At the age of 52, sports journalist Marcus Townsend, the Daily Mail‘s racing correspondent, has ridden in his first horse race.
Townsend may have finished sixth and last at Windsor on Saturday evening, but he is leading in the charity stakes, having raised more than £8,000 for HEROS – the Homing Ex-Racehorses Organisation Scheme.
“Perhaps not surprisingly, the telephone did not ring on Sunday with an enquiry from a trainer asking whether I was free to ride on Tuesday,” Townsend wrote in his Mail column the day after his racing debut.
“Apart from a few reluctant sits on a pony in my early teens, I as a non-rider was not even worthy of the term ‘novice’ when I went to my local riding school in October 2015,” Townsend said.

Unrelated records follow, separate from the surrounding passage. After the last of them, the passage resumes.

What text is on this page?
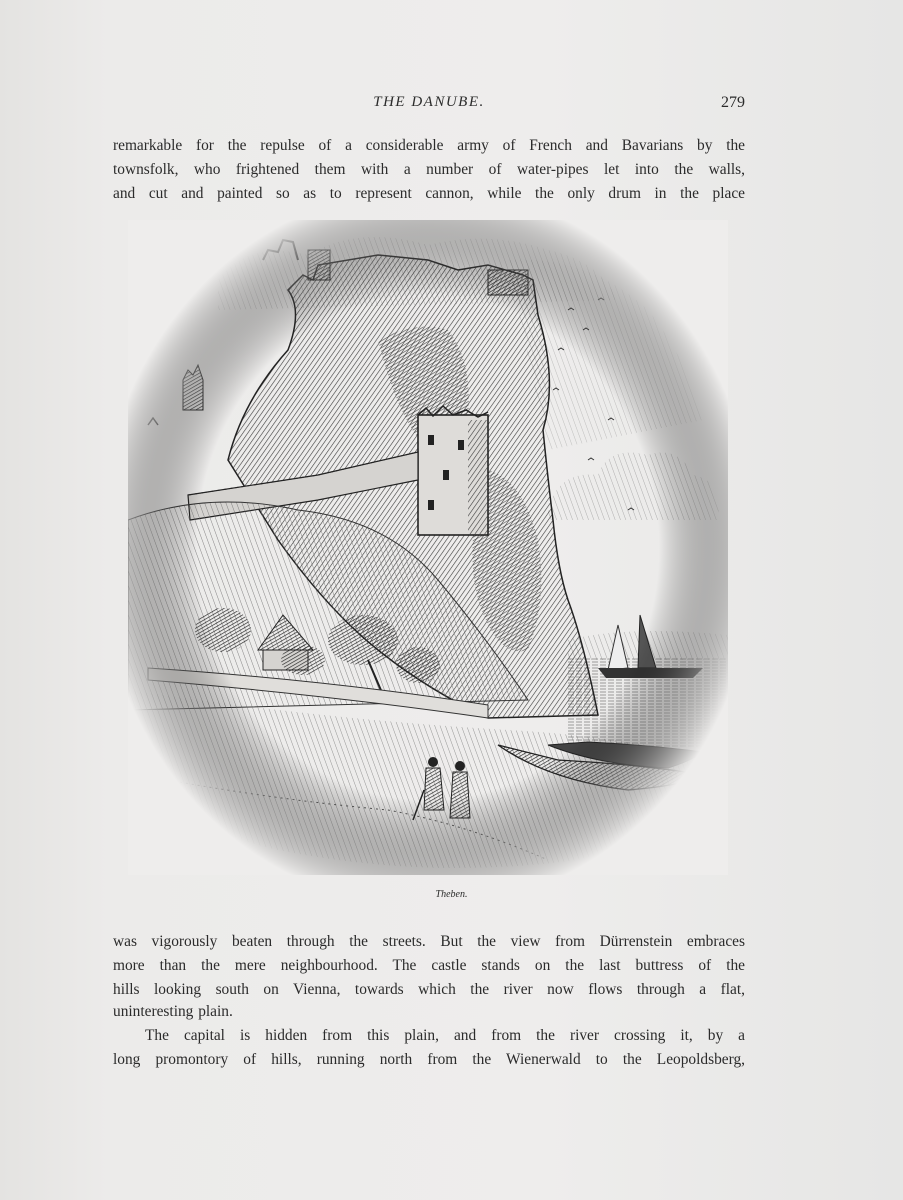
THE DANUBE.	279

remarkable for the repulse of a considerable army of French and Bavarians by the

townsfolk, who frightened them with a number of water-pipes let into the walls,

and cut and painted so as to represent cannon, while the only drum in the place

Theben.

was vigorously beaten through the streets. But the view from Dürrenstein embraces

more than the mere neighbourhood. The castle stands on the last buttress of the

hills looking south on Vienna, towards which the river now flows through a flat,

uninteresting plain.

The capital is hidden from this plain, and from the river crossing it, by a

long promontory of hills, running north from the Wienerwald to the Leopoldsberg,
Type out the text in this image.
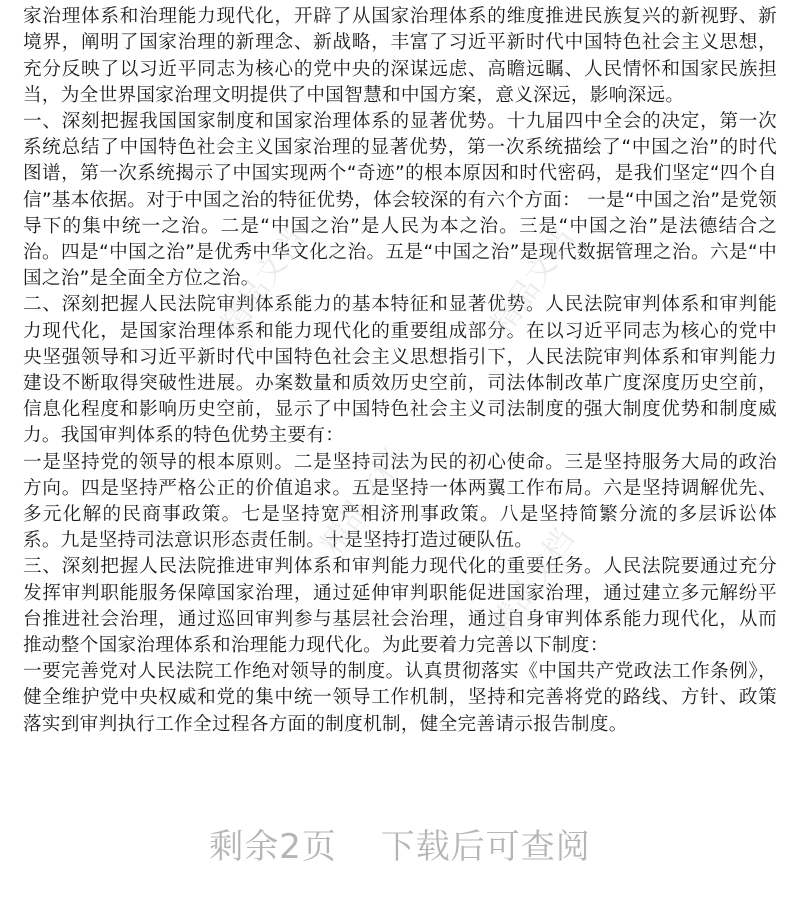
家治理体系和治理能力现代化，开辟了从国家治理体系的维度推进民族复兴的新视野、新境界，阐明了国家治理的新理念、新战略，丰富了习近平新时代中国特色社会主义思想，充分反映了以习近平同志为核心的党中央的深谋远虑、高瞻远瞩、人民情怀和国家民族担当，为全世界国家治理文明提供了中国智慧和中国方案，意义深远，影响深远。

一、深刻把握我国国家制度和国家治理体系的显著优势。十九届四中全会的决定，第一次系统总结了中国特色社会主义国家治理的显著优势，第一次系统描绘了“中国之治”的时代图谱，第一次系统揭示了中国实现两个“奇迹”的根本原因和时代密码，是我们坚定“四个自信”基本依据。对于中国之治的特征优势，体会较深的有六个方面： 一是“中国之治”是党领导下的集中统一之治。二是“中国之治”是人民为本之治。三是“中国之治”是法德结合之治。四是“中国之治”是优秀中华文化之治。五是“中国之治”是现代数据管理之治。六是“中国之治”是全面全方位之治。

二、深刻把握人民法院审判体系能力的基本特征和显著优势。人民法院审判体系和审判能力现代化，是国家治理体系和能力现代化的重要组成部分。在以习近平同志为核心的党中央坚强领导和习近平新时代中国特色社会主义思想指引下，人民法院审判体系和审判能力建设不断取得突破性进展。办案数量和质效历史空前，司法体制改革广度深度历史空前，信息化程度和影响历史空前，显示了中国特色社会主义司法制度的强大制度优势和制度威力。我国审判体系的特色优势主要有：

一是坚持党的领导的根本原则。二是坚持司法为民的初心使命。三是坚持服务大局的政治方向。四是坚持严格公正的价值追求。五是坚持一体两翼工作布局。六是坚持调解优先、多元化解的民商事政策。七是坚持宽严相济刑事政策。八是坚持简繁分流的多层诉讼体系。九是坚持司法意识形态责任制。十是坚持打造过硬队伍。

三、深刻把握人民法院推进审判体系和审判能力现代化的重要任务。人民法院要通过充分发挥审判职能服务保障国家治理，通过延伸审判职能促进国家治理，通过建立多元解纷平台推进社会治理，通过巡回审判参与基层社会治理，通过自身审判体系能力现代化，从而推动整个国家治理体系和治理能力现代化。为此要着力完善以下制度：

一要完善党对人民法院工作绝对领导的制度。认真贯彻落实《中国共产党政法工作条例》，健全维护党中央权威和党的集中统一领导工作机制，坚持和完善将党的路线、方针、政策落实到审判执行工作全过程各方面的制度机制，健全完善请示报告制度。

精品文档	精品文档
精品文档
精品文档
剩余2页 下载后可查阅
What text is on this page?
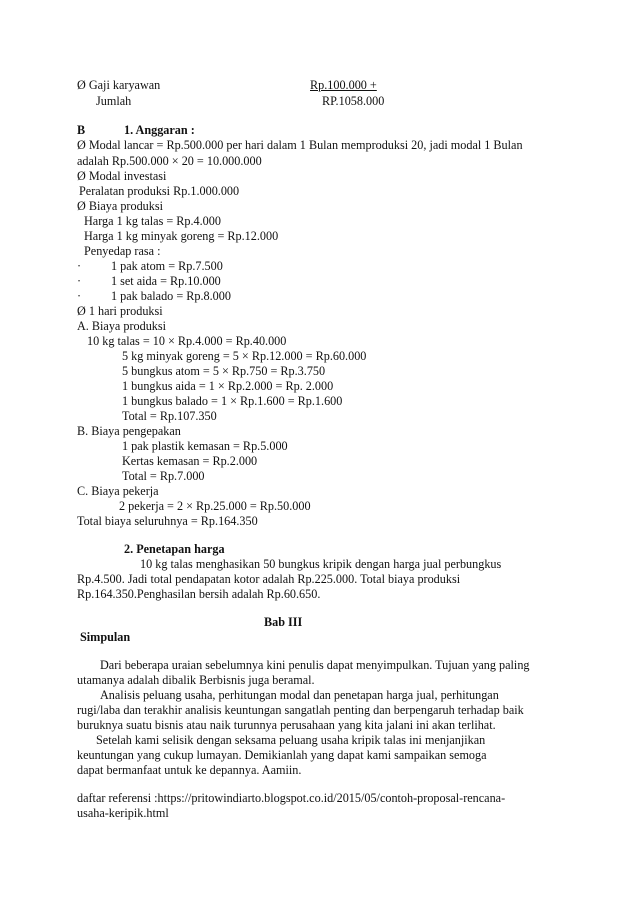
Ø Gaji karyawan	Rp.100.000 +
Jumlah	RP.1058.000
B	1. Anggaran :
Ø Modal lancar = Rp.500.000 per hari dalam 1 Bulan memproduksi 20, jadi modal 1 Bulan
adalah Rp.500.000 × 20 = 10.000.000
Ø Modal investasi
Peralatan produksi Rp.1.000.000
Ø Biaya produksi
Harga 1 kg talas = Rp.4.000
Harga 1 kg minyak goreng = Rp.12.000
Penyedap rasa :
· 1 pak atom = Rp.7.500
· 1 set aida = Rp.10.000
· 1 pak balado = Rp.8.000
Ø 1 hari produksi
A. Biaya produksi
10 kg talas = 10 × Rp.4.000 = Rp.40.000
5 kg minyak goreng = 5 × Rp.12.000 = Rp.60.000
5 bungkus atom = 5 × Rp.750 = Rp.3.750
1 bungkus aida = 1 × Rp.2.000 = Rp. 2.000
1 bungkus balado = 1 × Rp.1.600 = Rp.1.600
Total = Rp.107.350
B. Biaya pengepakan
1 pak plastik kemasan = Rp.5.000
Kertas kemasan = Rp.2.000
Total = Rp.7.000
C. Biaya pekerja
2 pekerja = 2 × Rp.25.000 = Rp.50.000
Total biaya seluruhnya = Rp.164.350
2. Penetapan harga
10 kg talas menghasikan 50 bungkus kripik dengan harga jual perbungkus
Rp.4.500. Jadi total pendapatan kotor adalah Rp.225.000. Total biaya produksi
Rp.164.350.Penghasilan bersih adalah Rp.60.650.
Bab III
Simpulan
Dari beberapa uraian sebelumnya kini penulis dapat menyimpulkan. Tujuan yang paling
utamanya adalah dibalik Berbisnis juga beramal.
Analisis peluang usaha, perhitungan modal dan penetapan harga jual, perhitungan
rugi/laba dan terakhir analisis keuntungan sangatlah penting dan berpengaruh terhadap baik
buruknya suatu bisnis atau naik turunnya perusahaan yang kita jalani ini akan terlihat.
Setelah kami selisik dengan seksama peluang usaha kripik talas ini menjanjikan
keuntungan yang cukup lumayan. Demikianlah yang dapat kami sampaikan semoga
dapat bermanfaat untuk ke depannya. Aamiin.
daftar referensi :https://pritowindiarto.blogspot.co.id/2015/05/contoh-proposal-rencana-
usaha-keripik.html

Townsend needed to lose more than 2 stones to be able to take part in the charity race. “Standard mid-life crisis stuff!” as he described it.
With sessions at the British Racing School in Newmarket, coaching from Michael Hills, the 1996 Derby winning jockey, and riding out on Moon Trip, his race mount, at Geoffrey Deacon’s stables at Compton, near Lambourn, Townsend got himself into good enough shape to take part, despite at least one bad fall which left him battered and bruised.
“This is the hardest thing I have ever done and I am not even including my regular 4.45am wake-up alarms to get me out of bed and around the M25 before it gets too busy so I can make it down to Compton,” Townsend said.
Townsend’s chosen charity, HEROS, was formed in 2006, and helps to re-train and re-home racehorses so that they can have a productive and enjoyable life when their racing days are over.
Of the race itself, Townsend said that it all passed in a blur, and that, with his jockey putting up some overweight, “Poor Moon Trip was handicapped out of it.”
But Townsend added: “It was a privilege for me to mix with the likes of Frankie Dettori, Jim Crowley and Willy Twiston-Davies in the weighing room and race alongside rivals, three of whom work full-time for trainers.
“In one way I feel a little guilty. My job gave me the contacts to ride and to secure help and a mount in Saturday’s race. There are loads of stable staff vastly more competent than me — they are the backbone of the sport and would love the chance to race just once, fulfilling lifetime ambitions.”